Dear Readers,
Someone dropped me a private note and asked about my writing schedule and what it’s like to be a writer on a day-to-day basis. I suspect he expected a tale of workaholism. I’m not a workaholic, but I’m committed to this work — and have been, my entire life.
Here we go– when I don’t have something unavoidable going on and when I’m not heading into a deadline (deadlines make me get up at 6 or 7 and fall asleep sometime after midnight — even if the novel is done, yet I want to keep revising it and cutting it as long as I can):
1. Wake up between 8:30 and 10.
2. Make coffee, take dog out, take dog back in, feed cat, check rabbits and mice.
3. Time with spouse. Figuring out the course of the day. Knowing that it may be chaotic. Usually check facebook, often from the treadmill or the exercise bike.

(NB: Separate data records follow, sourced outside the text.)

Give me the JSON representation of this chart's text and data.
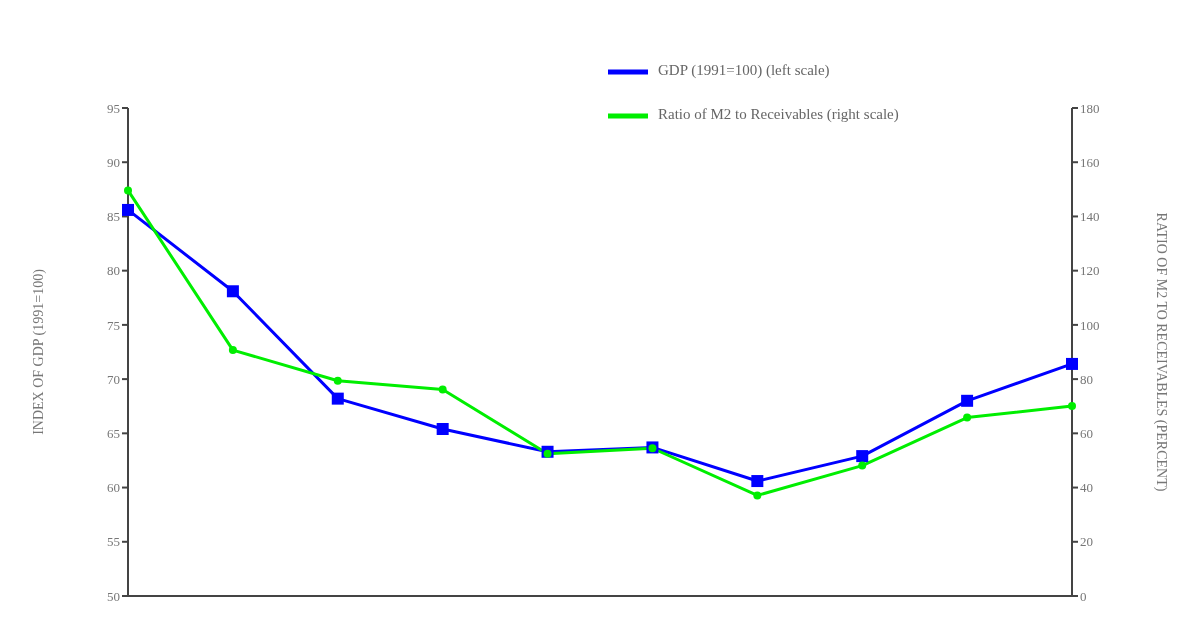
{
  "chart_data": {
    "type": "line",
    "categories": [
      null,
      null,
      null,
      null,
      null,
      null,
      null,
      null,
      null,
      null
    ],
    "series": [
      {
        "name": "GDP (1991=100) (left scale)",
        "color": "#0000ff",
        "marker": "square",
        "values": [
          85.6,
          78.1,
          68.2,
          65.4,
          63.3,
          63.7,
          60.6,
          62.9,
          68.0,
          71.4
        ]
      },
      {
        "name": "Ratio of M2 to Receivables (right scale)",
        "color": "#00ee00",
        "marker": "circle",
        "axis": "y2",
        "values": [
          149.6,
          90.7,
          79.4,
          76.2,
          52.5,
          54.5,
          37.1,
          48.1,
          65.8,
          70.1
        ]
      }
    ],
    "ylabel": "INDEX OF GDP (1991=100)",
    "y2label": "RATIO OF M2 TO RECEIVABLES (PERCENT)",
    "ylim": [
      50,
      95
    ],
    "yticks": [
      50,
      55,
      60,
      65,
      70,
      75,
      80,
      85,
      90,
      95
    ],
    "y2lim": [
      0,
      180
    ],
    "y2ticks": [
      0,
      20,
      40,
      60,
      80,
      100,
      120,
      140,
      160,
      180
    ],
    "legend": "top right",
    "grid": false,
    "tick_labels": "y"
  }
}
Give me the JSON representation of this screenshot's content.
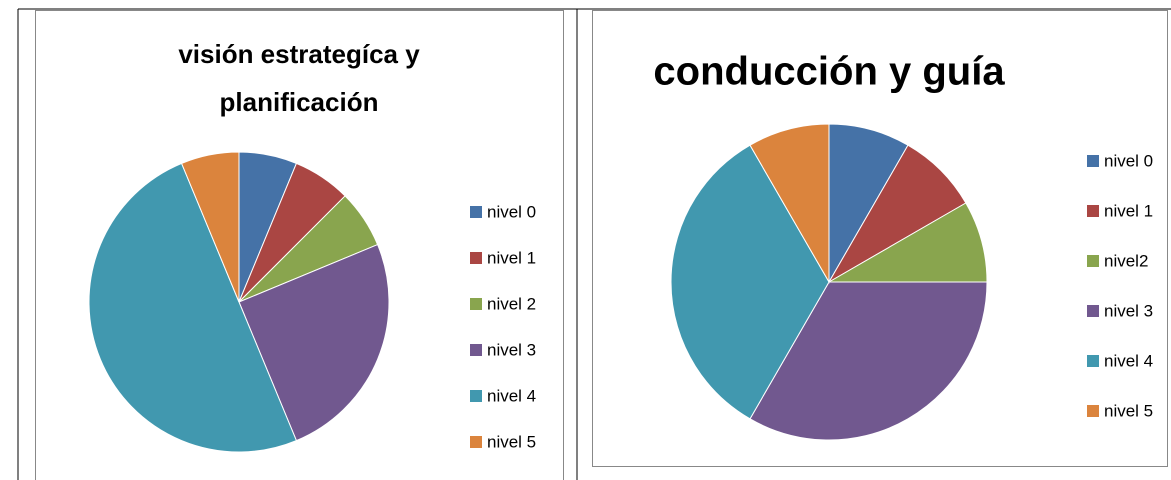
{
  "chart_data": [
    {
      "type": "pie",
      "title": [
        "visión estrategíca y",
        "planificación"
      ],
      "categories": [
        "nivel 0",
        "nivel 1",
        "nivel 2",
        "nivel 3",
        "nivel 4",
        "nivel 5"
      ],
      "values": [
        1,
        1,
        1,
        4,
        8,
        1
      ],
      "colors": [
        "#4572a7",
        "#aa4643",
        "#89a54e",
        "#71588f",
        "#4198af",
        "#db843d"
      ],
      "legend": "right"
    },
    {
      "type": "pie",
      "title": [
        "conducción y guía"
      ],
      "categories": [
        "nivel 0",
        "nivel 1",
        "nivel2",
        "nivel 3",
        "nivel 4",
        "nivel 5"
      ],
      "values": [
        1,
        1,
        1,
        4,
        4,
        1
      ],
      "colors": [
        "#4572a7",
        "#aa4643",
        "#89a54e",
        "#71588f",
        "#4198af",
        "#db843d"
      ],
      "legend": "right"
    }
  ]
}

4. At some point, my lack of puritan work ethic kicks in and I think of doing things other than write.
5. Somewhere between 11 and 1, I sit down and do some writing.
6. Now that we’re in a new house, there are about twenty extra things to do each day. If I’m lucky, I manage one of them. Because of the recent move — and the fish pond and other property maintenance — I’m sore in ways I haven’t been since never. I’m convinced I’ve dislocated my shoulders and knees and I may be missing a rib.
7. I think about writing no matter what I’m doing, unless I’m sleeping. Even then, I’m not so sure.
8. I quit writing for the day when I can no longer write for the day. This doesn’t necessarily mean exhaustion — it often means when a problem in writing presents itself and I have to spend time thinking about it, wandering a bit, mulling it over. Or else, it’s when a friend calls to go grab a cup of coffee and it’s easier to say yes to that than stare at the page. Or when I’m reading Haruki Murakami’s new novel and I’d just rather live in that world awhile. Some days go great and I write and write and write until supper. Regardless of whether I’m writing for eight hours or twelve — or three — I tend to avoid all but a handful of friends when a book is in my head.
Too much socializing invades the privacy of my imagination and starts to push it back down into the deep well. I honestly would be happy in a monk’s cell or a prison cell, so long as I could write and read and maybe watch a few junk tv shows each week (or gothic classics from the ’60s like The Real Housewives of the Valley of the Dolls etc. ) And perhaps — in both a monastery and prison — I’d need a supply of cigarette for trading in order to explore the finer aspects of such an existence.
9. Writing fiction is a point of view on life as much as it is a job. If I resist writing, I’m living in hell; if I give in to it, and it goes well, I’m living in a better place; if I give in to it and it goes badly, it’s straight back to hell with me. But I love it. I’d rather be in hell writing than in the other place, not.
10. Sometimes in the middle of the night, I get up and go to my desk and start writing because some lightning bolt hit and I don’t want to miss that moment. But this is just now and then, and I can’t depend on lightning.
11. The physical act of writing can be with a fountain pen or Bic, Macbook or iMac. I tend to write in longhand when problem-solving because there’s something about that extra bit of direct contact of hand to pen to paper that pushes out what I’m holding back. When the “flow” happens, I’m on the computer.
Side note: I find that mathematics helps relax my mind. Not really difficult math problems — closer to arithmetic and algebra, both of which I hated as a kid. But somewhere between creating equations out of everyday events — and some Sudoku — I can sit at my desk and take a writing break that seems to refresh my mind. Doodling in my notebooks helps, too. I’ve been a lifelong doodler, and I think it opens my brain a bit — and the images seen to be almost missives from some undiscovered world.
12. Sometimes I dictate sections of a book using Dragon Natural Speaking software — but these are rough notes and brief paragraphs just to break up a boulder in my mind. Often, these are research notes. As have many writers before me, I’ve discovered that research often confirms the flights of the imagination.
What I haven’t mentioned are the walks, the errands, the despair (at times), the deep conviction that I’m not up to the task of the current book, the crazy-in-love feeling when a section of the book goes great, the wintry pause when doubt slams me in the face and I read every page as if it contracted some terrible disease — no doubt some wood-boring beetle that is, unseen, destroying its foliage. These are foibles of the frozen mind, and at some point, I skate over its pond and manage to make a joke of my own worst thoughts. If all goes well. And I love the entire thing. And it drives me a bit nuts.